🤖 AI Summary
Existing reasoning methods often rely on static, task-specific structures that struggle to adapt to dynamic or previously unseen problems and exhibit limited optimization in hyperparameter configuration, prompt design, execution efficiency, and computational cost. To address these limitations, this work proposes FoT, a general-purpose framework that, for the first time, enables dynamic generation of reasoning structures—such as chains, trees, and graphs—and supports multi-dimensional automatic optimization. FoT integrates hyperparameter tuning, prompt engineering, parallel execution, and intelligent caching mechanisms. The framework significantly enhances reasoning efficiency, effectiveness, and generalizability, achieving faster execution, lower overhead, and superior task performance across multiple benchmarks. The code has been open-sourced to advance research in efficient and dynamic reasoning.
📝 Abstract
Prompting schemes such as Chain of Thought, Tree of Thoughts, and Graph of Thoughts can significantly enhance the reasoning capabilities of large language models. However, most existing schemes require users to define static, problem-specific reasoning structures that lack adaptability to dynamic or unseen problem types. Additionally, these schemes are often under-optimized in terms of hyperparameters, prompts, runtime, and prompting cost. To address these limitations, we introduce Framework of Thoughts (FoT)--a general-purpose foundation framework for building and optimizing dynamic reasoning schemes.
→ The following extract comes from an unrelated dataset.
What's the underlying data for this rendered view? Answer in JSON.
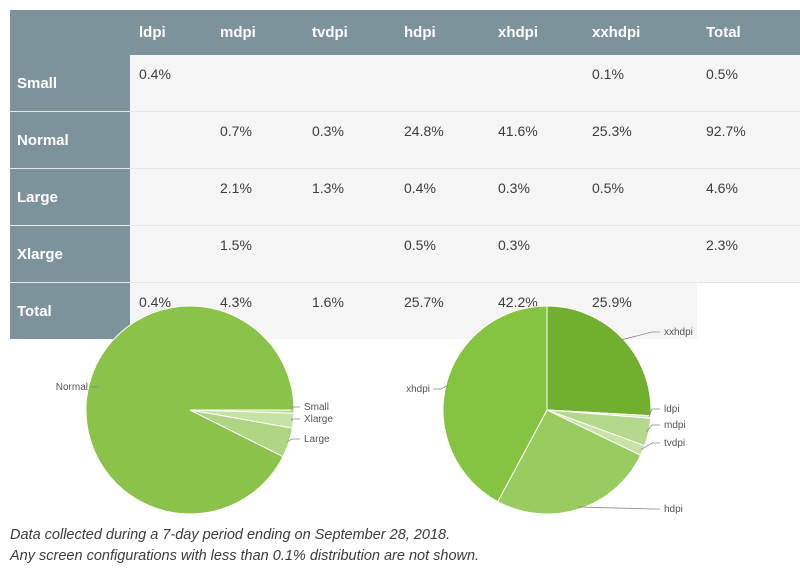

FoT comes with built-in features for hyperparameter tuning, prompt optimization, parallel execution, and intelligent caching, unlocking the latent performance potential of reasoning schemes. We demonstrate FoT's capabilities by implementing three popular schemes--Tree of Thoughts, Graph of Thoughts, and ProbTree--within FoT. We empirically show that FoT enables significantly faster execution, reduces costs, and achieves better task scores through optimization. We release our codebase to facilitate the development of future dynamic and efficient reasoning schemes.